Comment 4 reads, with the material in parentheses deleted by the 1962 revision and the material underlined added by the revision:

"An illustration of subsection (3) is as follows:

"The owner of Blackacre borrows $10,000.00 from his neighbor, and secures his note by a mortgage on Blackacre. This Article is not applicable to the creation of the real estate mortgage. Nor is it applicable to a sale of the note by the mortgagee, even though the mortgage continues to secure the note. However, when the mortgagee pledges the note [and mortgage] to secure his own obligation to X, this Article applies to the security interest thus created, [and the mortgage. Whether the transfer of the collateral for the note, i.e., the mortgagee's interest in Blackacre, requires further action (such as recording an assignment of the mortgagee's interest) is left to real estate law.] which is a security interest in an instrument even though the instrument is secured by a real estate mortgage. This article leaves to other law the question of the effect on rights under the mortgage of delivery or non-delivery of the mortgage or of recording or non-recording of an assignment of the mortgagee's interest." (Emphasis supplied.)

[7] ORS 79.3050 provides:

"A security interest in letters of credit and advices of credit as provided in ORS 75.1160(2)(a), goods, instruments (other than certificated securities), money, negotiable documents or chattel paper may be perfected by the secured party's taking possession of the collateral. If such collateral other than goods covered by a negotiable document is held by a bailee, the secured party is deemed to have possession from the time the bailee receives notification of the secured party's interest.

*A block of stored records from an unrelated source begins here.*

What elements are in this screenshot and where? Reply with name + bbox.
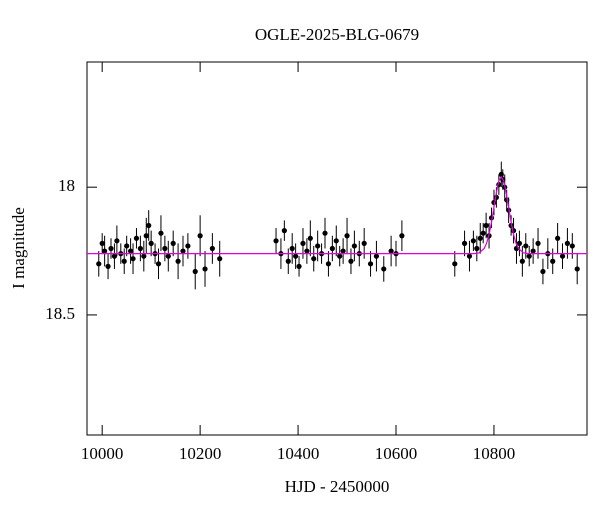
data-point (340, 248, 346, 254)
data-point (325, 261, 332, 267)
data-point (96, 261, 102, 267)
y-tick-label: 18.5 (45, 304, 75, 323)
data-point (102, 248, 108, 254)
x-tick-label: 10200 (179, 444, 222, 463)
data-point (114, 238, 120, 244)
data-point (344, 233, 350, 239)
data-point (146, 222, 152, 229)
data-point (293, 253, 299, 259)
data-point (555, 235, 561, 241)
data-point (202, 266, 208, 272)
data-point (155, 261, 162, 267)
data-point (180, 248, 186, 254)
data-point (535, 240, 541, 246)
data-point (141, 253, 147, 259)
data-point (185, 243, 191, 249)
x-tick-label: 10000 (81, 444, 124, 463)
data-point (516, 240, 523, 246)
data-point (130, 256, 136, 262)
data-point (124, 243, 130, 249)
data-point (285, 258, 291, 264)
data-point (143, 233, 149, 239)
data-point (209, 245, 215, 252)
data-point (315, 243, 321, 249)
data-point (361, 240, 367, 246)
data-point (470, 238, 476, 244)
data-point (333, 238, 339, 244)
data-point (137, 245, 143, 252)
data-point (111, 253, 118, 259)
data-point (530, 248, 536, 254)
data-point (322, 230, 328, 236)
data-point (170, 240, 176, 246)
data-point (540, 268, 546, 275)
data-point (564, 240, 571, 246)
x-axis-label: HJD - 2450000 (285, 477, 390, 496)
data-point (133, 235, 140, 241)
x-tick-label: 10800 (473, 444, 516, 463)
data-point (105, 263, 111, 269)
data-point (523, 243, 529, 249)
data-point (165, 253, 171, 259)
data-point (162, 245, 168, 252)
data-point (197, 233, 203, 239)
data-point (477, 235, 483, 241)
y-axis-label: I magnitude (9, 207, 28, 289)
chart-title: OGLE-2025-BLG-0679 (255, 25, 419, 44)
data-point (373, 253, 380, 259)
data-point (108, 245, 114, 252)
data-point (217, 256, 223, 262)
x-tick-label: 10400 (277, 444, 320, 463)
data-point (480, 230, 486, 236)
x-tick-label: 10600 (375, 444, 418, 463)
data-point (466, 253, 473, 259)
data-point (399, 233, 405, 239)
data-point (452, 261, 458, 267)
data-point (296, 263, 302, 269)
data-point (311, 256, 317, 262)
data-point (99, 240, 105, 246)
data-point (569, 243, 575, 249)
data-point (337, 253, 343, 259)
data-point (121, 258, 127, 264)
data-point (329, 245, 335, 252)
data-point (192, 268, 198, 275)
data-point (175, 258, 181, 264)
data-point (519, 258, 525, 264)
data-point (483, 222, 489, 229)
data-point (559, 253, 566, 259)
data-point (281, 228, 287, 234)
data-point (526, 253, 532, 259)
data-point (304, 248, 310, 254)
data-point (273, 238, 279, 244)
data-point (474, 245, 480, 252)
data-point (158, 230, 164, 236)
data-point (388, 248, 394, 254)
data-point (127, 248, 134, 254)
plot-frame (86, 61, 588, 436)
data-point (550, 258, 556, 264)
model-curve (87, 175, 587, 255)
data-point (461, 240, 468, 246)
data-point (574, 266, 580, 272)
data-point (289, 245, 295, 252)
data-point (381, 266, 387, 272)
data-point (307, 235, 313, 241)
data-point (348, 258, 354, 264)
data-point (148, 240, 154, 246)
data-point (300, 240, 306, 246)
data-point (351, 243, 357, 249)
y-tick-label: 18 (58, 176, 75, 195)
data-point (367, 261, 374, 267)
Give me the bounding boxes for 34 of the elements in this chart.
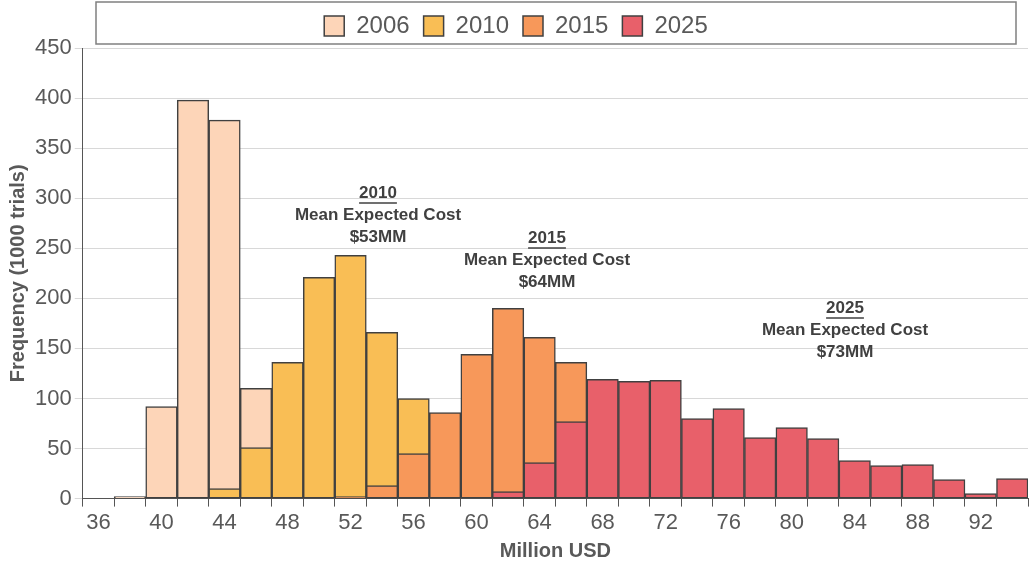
y-tick-label: 100: [34, 384, 72, 410]
x-tick-label: 64: [527, 508, 552, 534]
x-tick-label: 84: [842, 508, 867, 534]
legend-label: 2006: [356, 10, 410, 38]
x-tick-label: 88: [905, 508, 930, 534]
y-tick-label: 250: [34, 234, 72, 260]
y-tick-label: 200: [34, 284, 72, 310]
x-tick-label: 52: [338, 508, 363, 534]
annotation: 2010 Mean Expected Cost $53MM: [294, 183, 462, 247]
legend-label: 2010: [455, 10, 509, 38]
legend-label: 2015: [555, 10, 609, 38]
x-tick-label: 40: [149, 508, 174, 534]
y-tick-label: 150: [34, 334, 72, 360]
x-tick-label: 92: [968, 508, 993, 534]
x-tick-label: 48: [275, 508, 300, 534]
annotation: 2015 Mean Expected Cost $64MM: [463, 228, 631, 292]
y-axis-title: Frequency (1000 trials): [5, 164, 28, 383]
legend-label: 2025: [654, 10, 708, 38]
x-tick-label: 60: [464, 508, 489, 534]
x-tick-label: 80: [779, 508, 804, 534]
annotation: 2025 Mean Expected Cost $73MM: [761, 298, 929, 362]
x-tick-label: 56: [401, 508, 426, 534]
y-tick-label: 350: [34, 134, 72, 160]
y-tick-label: 0: [59, 484, 72, 510]
x-tick-label: 44: [212, 508, 237, 534]
y-tick-label: 400: [34, 84, 72, 110]
x-axis-title: Million USD: [499, 538, 611, 561]
x-tick-label: 68: [590, 508, 615, 534]
y-tick-label: 450: [34, 34, 72, 60]
y-tick-label: 300: [34, 184, 72, 210]
x-tick-label: 76: [716, 508, 741, 534]
y-tick-label: 50: [47, 434, 72, 460]
x-tick-label: 36: [86, 508, 111, 534]
x-tick-label: 72: [653, 508, 678, 534]
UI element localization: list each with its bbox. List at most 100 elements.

A security interest is perfected by possession from the time possession is taken without relation back and continues only so long as possession is retained, unless otherwise specified in ORS 79.1010 to 79.5070. The security interest may be otherwise perfected as provided in ORS 79.1010 to 79.5070. The security interest may be otherwise perfected as provided in ORS 79.1010 to 79.5070 before or after the period of possession by the secured party."